The ideas I've had on this include:
1. Extend LDAP plugin to allow for integration with Totara Hierarchies
2. Recommend client to create reports from AD that include the necessary data for HR Import
Not much help from me I'm afraid, its just something I've also seen come up several times. It seems that a lot of organizations no longer desire services such as the LMS to access to AD directly (instead company policy is to use SSO services), so on the other hand I haven't seen this come up as much as I used to. With that said then it pushes the need for SAML plugin to integrate with Totara Hierarchies.
Jamie
Hi Amir. Totara 27 LDAP authentication can map custom user fields from LDAP into the LMS. I don't think this used to be available but to my pleasure it was there last time I checked. Maybe I just missed it previously. Anyway to you question about updating custom profile fields via the LDAP authentication module for dynamic audience rules, yup that should work!
Jamie
Ah yes I forgot the part about it being AD groups, sorry. It would seem that the LDAP plugin may need to be extended then to do that.

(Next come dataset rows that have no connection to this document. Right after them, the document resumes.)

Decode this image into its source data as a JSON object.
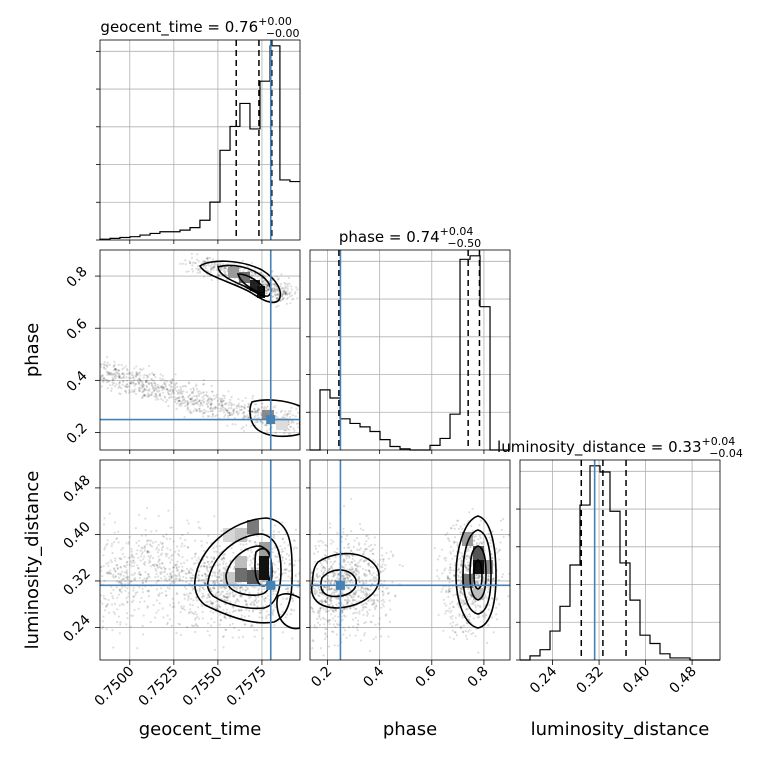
{
  "chart_data": {
    "type": "corner",
    "parameters": [
      "geocent_time",
      "phase",
      "luminosity_distance"
    ],
    "axis_labels": {
      "geocent_time": "geocent_time",
      "phase": "phase",
      "luminosity_distance": "luminosity_distance"
    },
    "ranges": {
      "geocent_time": [
        0.74831,
        0.75966
      ],
      "phase": [
        0.1328,
        0.9
      ],
      "luminosity_distance": [
        0.184,
        0.528
      ]
    },
    "ticks": {
      "geocent_time": [
        "0.7500",
        "0.7525",
        "0.7550",
        "0.7575"
      ],
      "phase": [
        "0.2",
        "0.4",
        "0.6",
        "0.8"
      ],
      "luminosity_distance": [
        "0.24",
        "0.32",
        "0.40",
        "0.48"
      ]
    },
    "titles": {
      "geocent_time": {
        "prefix": "geocent_time = ",
        "median": "0.76",
        "plus": "+0.00",
        "minus": "−0.00"
      },
      "phase": {
        "prefix": "phase = ",
        "median": "0.74",
        "plus": "+0.04",
        "minus": "−0.50"
      },
      "luminosity_distance": {
        "prefix": "luminosity_distance = ",
        "median": "0.33",
        "plus": "+0.04",
        "minus": "−0.04"
      }
    },
    "truths": {
      "geocent_time": 0.758,
      "phase": 0.2495,
      "luminosity_distance": 0.3124
    },
    "quantiles": {
      "geocent_time": [
        0.75604,
        0.75733,
        0.75806
      ],
      "phase": [
        0.2437,
        0.7395,
        0.7829
      ],
      "luminosity_distance": [
        0.2894,
        0.3266,
        0.3664
      ]
    },
    "histograms": {
      "geocent_time": {
        "edges": [
          0.74831,
          0.74888,
          0.74944,
          0.75001,
          0.75058,
          0.75115,
          0.75171,
          0.75228,
          0.75285,
          0.75342,
          0.75398,
          0.75455,
          0.75512,
          0.75569,
          0.75625,
          0.75682,
          0.75739,
          0.75796,
          0.75852,
          0.75909,
          0.75966
        ],
        "counts": [
          1,
          2,
          3,
          4,
          6,
          8,
          10,
          10,
          12,
          15,
          24,
          46,
          109,
          138,
          166,
          135,
          193,
          236,
          73,
          71
        ]
      },
      "phase": {
        "edges": [
          0.1328,
          0.1712,
          0.2095,
          0.2479,
          0.2863,
          0.3247,
          0.363,
          0.4014,
          0.4398,
          0.4781,
          0.5165,
          0.5549,
          0.5932,
          0.6316,
          0.67,
          0.7083,
          0.7467,
          0.7851,
          0.8234,
          0.8618,
          0.9002
        ],
        "counts": [
          0,
          52,
          45,
          27,
          23,
          20,
          16,
          9,
          3,
          1,
          0,
          0,
          4,
          10,
          31,
          165,
          168,
          124,
          0,
          0
        ]
      },
      "luminosity_distance": {
        "edges": [
          0.184,
          0.2012,
          0.2184,
          0.2356,
          0.2528,
          0.27,
          0.2872,
          0.3044,
          0.3216,
          0.3388,
          0.356,
          0.3732,
          0.3904,
          0.4076,
          0.4248,
          0.442,
          0.4592,
          0.4764,
          0.4936,
          0.5108,
          0.528
        ],
        "counts": [
          0,
          2,
          5,
          14,
          26,
          46,
          75,
          94,
          91,
          72,
          47,
          29,
          12,
          8,
          3,
          1,
          1,
          0,
          0,
          0
        ]
      }
    },
    "scatter_clusters": [
      {
        "panel": "phase_vs_geocent_time",
        "points": [
          [
            0.7551,
            0.83
          ],
          [
            0.7558,
            0.815
          ],
          [
            0.7566,
            0.8
          ],
          [
            0.7572,
            0.78
          ],
          [
            0.7578,
            0.765
          ],
          [
            0.7583,
            0.75
          ],
          [
            0.7587,
            0.73
          ],
          [
            0.7541,
            0.845
          ]
        ]
      },
      {
        "panel": "phase_vs_geocent_time",
        "points": [
          [
            0.7485,
            0.43
          ],
          [
            0.7498,
            0.4
          ],
          [
            0.751,
            0.385
          ],
          [
            0.7522,
            0.36
          ],
          [
            0.7535,
            0.33
          ],
          [
            0.7548,
            0.305
          ],
          [
            0.7562,
            0.285
          ],
          [
            0.7575,
            0.262
          ],
          [
            0.759,
            0.24
          ]
        ]
      },
      {
        "panel": "luminosity_distance_vs_geocent_time",
        "points": [
          [
            0.7568,
            0.33
          ],
          [
            0.7576,
            0.32
          ],
          [
            0.756,
            0.31
          ],
          [
            0.755,
            0.29
          ],
          [
            0.753,
            0.33
          ],
          [
            0.7505,
            0.35
          ],
          [
            0.749,
            0.3
          ]
        ]
      },
      {
        "panel": "luminosity_distance_vs_phase",
        "points": [
          [
            0.75,
            0.325
          ],
          [
            0.76,
            0.34
          ],
          [
            0.74,
            0.3
          ],
          [
            0.23,
            0.31
          ],
          [
            0.3,
            0.33
          ],
          [
            0.36,
            0.3
          ],
          [
            0.18,
            0.29
          ]
        ]
      }
    ]
  }
}
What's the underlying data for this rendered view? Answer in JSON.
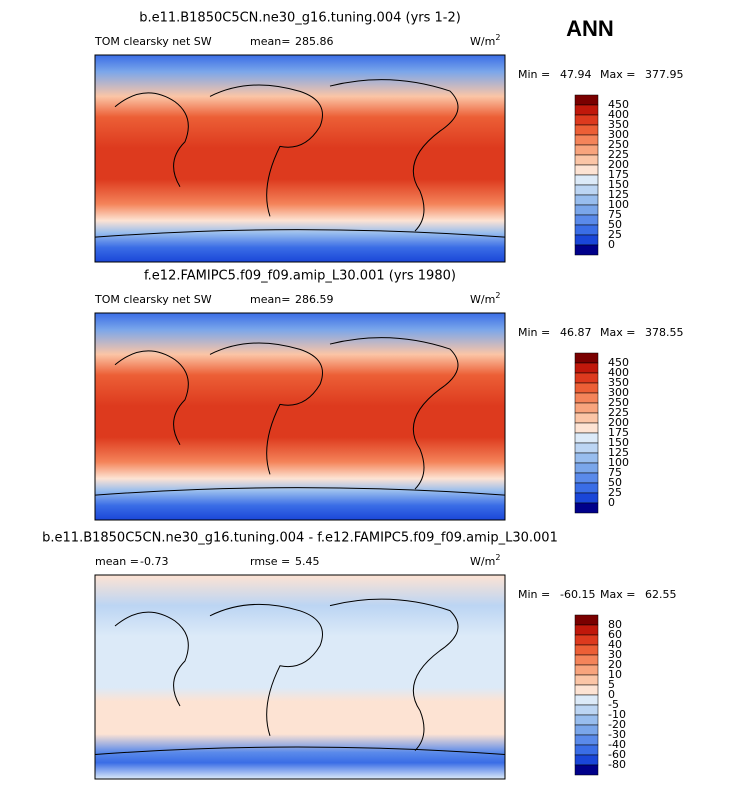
{
  "header": {
    "season": "ANN"
  },
  "panels": [
    {
      "title": "b.e11.B1850C5CN.ne30_g16.tuning.004 (yrs 1-2)",
      "variable": "TOM clearsky net SW",
      "stats": [
        {
          "label": "mean=",
          "value": "285.86"
        }
      ],
      "units": "W/m",
      "units_sup": "2",
      "min_label": "Min =",
      "min": "47.94",
      "max_label": "Max =",
      "max": "377.95",
      "colorbar": {
        "labels": [
          "450",
          "400",
          "350",
          "300",
          "250",
          "225",
          "200",
          "175",
          "150",
          "125",
          "100",
          "75",
          "50",
          "25",
          "0"
        ],
        "colors": [
          "#7a0000",
          "#c0180b",
          "#dd3a1e",
          "#ec5f36",
          "#f4845a",
          "#f8a47d",
          "#fbc5a6",
          "#fde3d3",
          "#dceaf8",
          "#bcd5f3",
          "#98bdee",
          "#7aa6ea",
          "#5a8aea",
          "#3a6de6",
          "#1a46d8",
          "#00008a"
        ]
      }
    },
    {
      "title": "f.e12.FAMIPC5.f09_f09.amip_L30.001 (yrs 1980)",
      "variable": "TOM clearsky net SW",
      "stats": [
        {
          "label": "mean=",
          "value": "286.59"
        }
      ],
      "units": "W/m",
      "units_sup": "2",
      "min_label": "Min =",
      "min": "46.87",
      "max_label": "Max =",
      "max": "378.55",
      "colorbar": {
        "labels": [
          "450",
          "400",
          "350",
          "300",
          "250",
          "225",
          "200",
          "175",
          "150",
          "125",
          "100",
          "75",
          "50",
          "25",
          "0"
        ],
        "colors": [
          "#7a0000",
          "#c0180b",
          "#dd3a1e",
          "#ec5f36",
          "#f4845a",
          "#f8a47d",
          "#fbc5a6",
          "#fde3d3",
          "#dceaf8",
          "#bcd5f3",
          "#98bdee",
          "#7aa6ea",
          "#5a8aea",
          "#3a6de6",
          "#1a46d8",
          "#00008a"
        ]
      }
    },
    {
      "title": "b.e11.B1850C5CN.ne30_g16.tuning.004 - f.e12.FAMIPC5.f09_f09.amip_L30.001",
      "variable": null,
      "stats": [
        {
          "label": "mean =",
          "value": "-0.73"
        },
        {
          "label": "rmse =",
          "value": "5.45"
        }
      ],
      "units": "W/m",
      "units_sup": "2",
      "min_label": "Min =",
      "min": "-60.15",
      "max_label": "Max =",
      "max": "62.55",
      "colorbar": {
        "labels": [
          "80",
          "60",
          "40",
          "30",
          "20",
          "10",
          "5",
          "0",
          "-5",
          "-10",
          "-20",
          "-30",
          "-40",
          "-60",
          "-80"
        ],
        "colors": [
          "#7a0000",
          "#c0180b",
          "#dd3a1e",
          "#ec5f36",
          "#f4845a",
          "#f8a47d",
          "#fbc5a6",
          "#fde3d3",
          "#dceaf8",
          "#bcd5f3",
          "#98bdee",
          "#7aa6ea",
          "#5a8aea",
          "#3a6de6",
          "#1a46d8",
          "#00008a"
        ]
      }
    }
  ]
}
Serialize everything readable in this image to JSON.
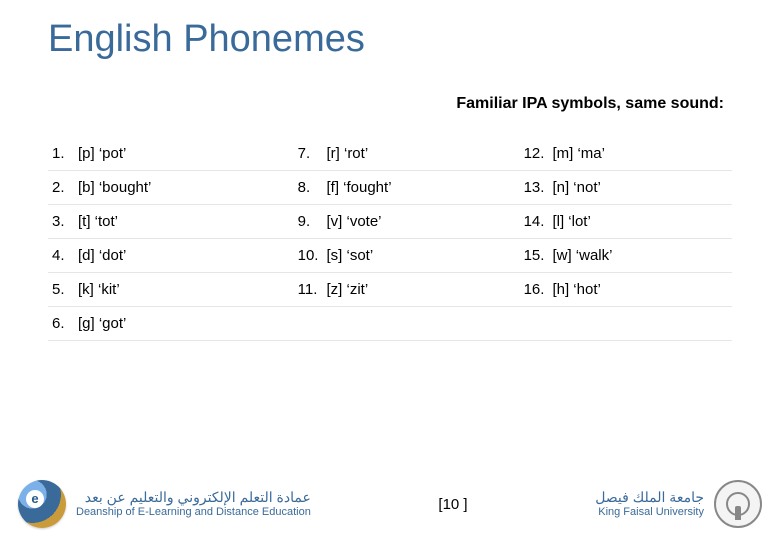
{
  "title": "English Phonemes",
  "subtitle": "Familiar IPA symbols, same sound:",
  "rows": [
    {
      "c1n": "1.",
      "c1t": "[p] ‘pot’",
      "c2n": "7.",
      "c2t": "[r] ‘rot’",
      "c3n": "12.",
      "c3t": "[m] ‘ma’"
    },
    {
      "c1n": "2.",
      "c1t": "[b] ‘bought’",
      "c2n": "8.",
      "c2t": "[f] ‘fought’",
      "c3n": "13.",
      "c3t": "[n] ‘not’"
    },
    {
      "c1n": "3.",
      "c1t": "[t] ‘tot’",
      "c2n": "9.",
      "c2t": "[v] ‘vote’",
      "c3n": "14.",
      "c3t": "[l] ‘lot’"
    },
    {
      "c1n": "4.",
      "c1t": "[d] ‘dot’",
      "c2n": "10.",
      "c2t": "[s] ‘sot’",
      "c3n": "15.",
      "c3t": "[w] ‘walk’"
    },
    {
      "c1n": "5.",
      "c1t": "[k] ‘kit’",
      "c2n": "11.",
      "c2t": "[z] ‘zit’",
      "c3n": "16.",
      "c3t": "[h] ‘hot’"
    },
    {
      "c1n": "6.",
      "c1t": "[g] ‘got’",
      "c2n": "",
      "c2t": "",
      "c3n": "",
      "c3t": ""
    }
  ],
  "footer": {
    "dean_ar": "عمادة التعلم الإلكتروني والتعليم عن بعد",
    "dean_en": "Deanship of E-Learning and Distance Education",
    "page": "10",
    "uni_ar": "جامعة الملك فيصل",
    "uni_en": "King Faisal University"
  },
  "colors": {
    "title": "#3a6a9a",
    "text": "#000000",
    "row_border": "#e6e6e6",
    "footer_text": "#3a6a9a"
  },
  "typography": {
    "title_fontsize": 38,
    "subtitle_fontsize": 16,
    "cell_fontsize": 15,
    "footer_ar_fontsize": 14,
    "footer_en_fontsize": 11
  }
}
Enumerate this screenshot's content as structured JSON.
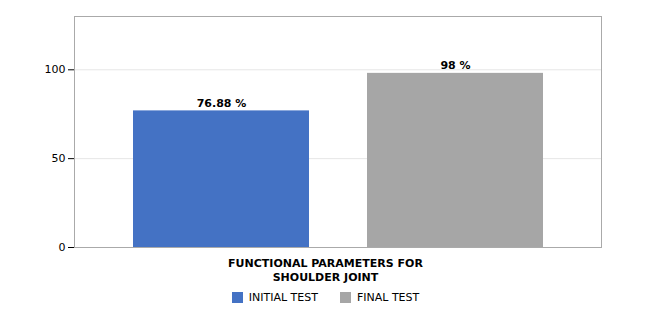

I recently worked with another integration where they had the same need as I alluded to before, and they ended up taking the approach to generate the user.csv for HR Import based on custom export from AD. On that note, a sort of hacky solution would be to use a custom PHP script that uses the LDAP settings to query the AD and generate the HR Sync import file from AD manually, and in doing so you could build logic into that to populate custom user fields. If you're going that far then you could also integrate it with hierarchies I suppose.
The LDAP sync, by default, occurs when user logs in. There is also a separate LDAP sync cli script that can be custom scheduled to run periodically, kind of like HR Import/Totara Sync.